Seinsvergessenheit is usually understood to mean the forgottenness or oblivion of being.
Seinsvergessenheit is also an
electronica goth band.
Sometimes Heidegger uses
Seynsvergessenheit.
Not to be confused with,
Seinsverlassenheit which is the abandonment, of beings, by being. In the
Contributions to Philosophy, Heidegger says it distresses him, and differenciates his ontology from that of Aristotle's epoch; i.e. from Anaximander to Nietzsche.
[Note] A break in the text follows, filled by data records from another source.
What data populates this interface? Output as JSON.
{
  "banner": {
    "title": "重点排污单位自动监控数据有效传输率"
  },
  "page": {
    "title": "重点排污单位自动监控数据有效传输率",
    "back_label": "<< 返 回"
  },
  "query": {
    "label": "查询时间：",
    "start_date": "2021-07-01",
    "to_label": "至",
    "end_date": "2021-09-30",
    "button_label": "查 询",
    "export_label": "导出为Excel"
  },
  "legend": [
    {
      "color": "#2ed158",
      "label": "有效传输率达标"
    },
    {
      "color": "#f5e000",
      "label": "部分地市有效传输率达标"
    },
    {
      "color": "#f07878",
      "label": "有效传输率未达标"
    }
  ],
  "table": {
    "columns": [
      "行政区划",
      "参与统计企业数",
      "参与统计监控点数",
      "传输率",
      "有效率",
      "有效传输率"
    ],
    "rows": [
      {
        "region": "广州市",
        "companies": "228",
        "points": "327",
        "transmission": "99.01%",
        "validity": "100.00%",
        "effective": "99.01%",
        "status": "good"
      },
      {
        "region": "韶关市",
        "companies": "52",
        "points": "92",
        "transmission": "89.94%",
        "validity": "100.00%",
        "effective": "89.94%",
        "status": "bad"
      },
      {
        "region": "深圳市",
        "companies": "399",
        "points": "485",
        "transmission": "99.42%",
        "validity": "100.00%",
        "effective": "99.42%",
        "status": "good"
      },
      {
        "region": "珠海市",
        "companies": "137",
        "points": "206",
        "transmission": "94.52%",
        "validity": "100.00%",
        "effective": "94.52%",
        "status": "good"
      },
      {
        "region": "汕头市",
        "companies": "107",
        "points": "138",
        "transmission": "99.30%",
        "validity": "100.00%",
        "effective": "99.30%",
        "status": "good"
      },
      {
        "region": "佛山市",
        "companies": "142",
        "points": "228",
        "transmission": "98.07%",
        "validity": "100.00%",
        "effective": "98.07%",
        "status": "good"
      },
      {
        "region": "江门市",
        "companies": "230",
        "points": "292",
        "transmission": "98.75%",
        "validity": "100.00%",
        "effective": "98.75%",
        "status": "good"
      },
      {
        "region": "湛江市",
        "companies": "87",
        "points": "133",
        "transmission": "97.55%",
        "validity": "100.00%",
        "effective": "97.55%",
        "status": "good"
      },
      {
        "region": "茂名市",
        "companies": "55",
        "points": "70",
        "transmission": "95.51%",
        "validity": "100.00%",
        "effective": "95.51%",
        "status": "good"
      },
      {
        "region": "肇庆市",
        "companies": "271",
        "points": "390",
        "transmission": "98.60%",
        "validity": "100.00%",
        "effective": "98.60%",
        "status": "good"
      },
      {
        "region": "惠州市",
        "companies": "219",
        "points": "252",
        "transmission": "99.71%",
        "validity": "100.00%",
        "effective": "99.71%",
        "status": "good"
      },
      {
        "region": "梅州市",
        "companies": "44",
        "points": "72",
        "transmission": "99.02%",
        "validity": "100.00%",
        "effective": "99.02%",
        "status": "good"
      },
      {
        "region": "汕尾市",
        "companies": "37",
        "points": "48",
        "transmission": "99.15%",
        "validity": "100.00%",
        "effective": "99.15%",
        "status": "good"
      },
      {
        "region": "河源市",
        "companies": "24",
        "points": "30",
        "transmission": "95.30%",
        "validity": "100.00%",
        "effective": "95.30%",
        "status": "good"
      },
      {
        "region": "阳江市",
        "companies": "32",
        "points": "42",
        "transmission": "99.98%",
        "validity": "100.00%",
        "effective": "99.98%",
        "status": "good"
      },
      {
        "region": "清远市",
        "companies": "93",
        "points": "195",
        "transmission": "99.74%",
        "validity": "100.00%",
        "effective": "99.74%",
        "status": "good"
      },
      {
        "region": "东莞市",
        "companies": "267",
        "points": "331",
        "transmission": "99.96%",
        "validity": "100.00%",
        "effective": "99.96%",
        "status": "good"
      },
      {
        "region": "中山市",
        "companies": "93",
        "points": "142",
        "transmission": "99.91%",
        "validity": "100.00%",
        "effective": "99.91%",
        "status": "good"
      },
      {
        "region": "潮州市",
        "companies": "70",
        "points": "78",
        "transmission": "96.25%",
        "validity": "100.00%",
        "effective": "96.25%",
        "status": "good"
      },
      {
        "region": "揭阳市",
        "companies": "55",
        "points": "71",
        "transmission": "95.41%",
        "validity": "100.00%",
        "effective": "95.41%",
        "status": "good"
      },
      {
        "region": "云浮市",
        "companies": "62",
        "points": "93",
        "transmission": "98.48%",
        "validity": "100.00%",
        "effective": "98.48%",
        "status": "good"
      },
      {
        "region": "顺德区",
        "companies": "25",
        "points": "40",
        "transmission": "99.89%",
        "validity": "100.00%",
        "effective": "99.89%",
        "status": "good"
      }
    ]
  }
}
[The grounding question] is not the continuation of the version of the guiding question in Aristotle. For it arises immediately from the necessity of the distress of the abandonment by being, that occurrence which is essentially also conditioned by the history of the guiding question and its misconstrual.
P. 165
Note that in the translation they appear to have confused
Seinsverlassenheit with
Seinsvergessenheit because the book has
abandonment of being, but I've corrected it. But they both apply. The guiding question is of the being of beings; the question of metaphysics. The grounding question is of the openness of beyng. What is both forgotten and abandoned is enowning. Except right here, of course.
Heidegger's distress is from our lack of distress.
The lack of distress is the greatest where self-certainty has become unsurpassable, where everything is held to be calculable and, above all, where it is decided, without a preceding question, who we are and what we are to do -- where knowing awareness has been lost without its ever actually having been established that the actual self-being happens by way of a grounding-beyond-oneself, which requires the grounding of the grounding-space and its time. This, in turn, requires knowing what is ownmost to truth as what knowing cannot avoid.
But wherever "truth" is long since no longer a question and even the attempt at such a question is already rejected as a disturbance and an irrelevant brooding, there the distress of abandonment of/by being has no time-space at all.
P. 87
Distressed, or not; questioned, or not; the abandonment of, or by--it is always the same--beyng.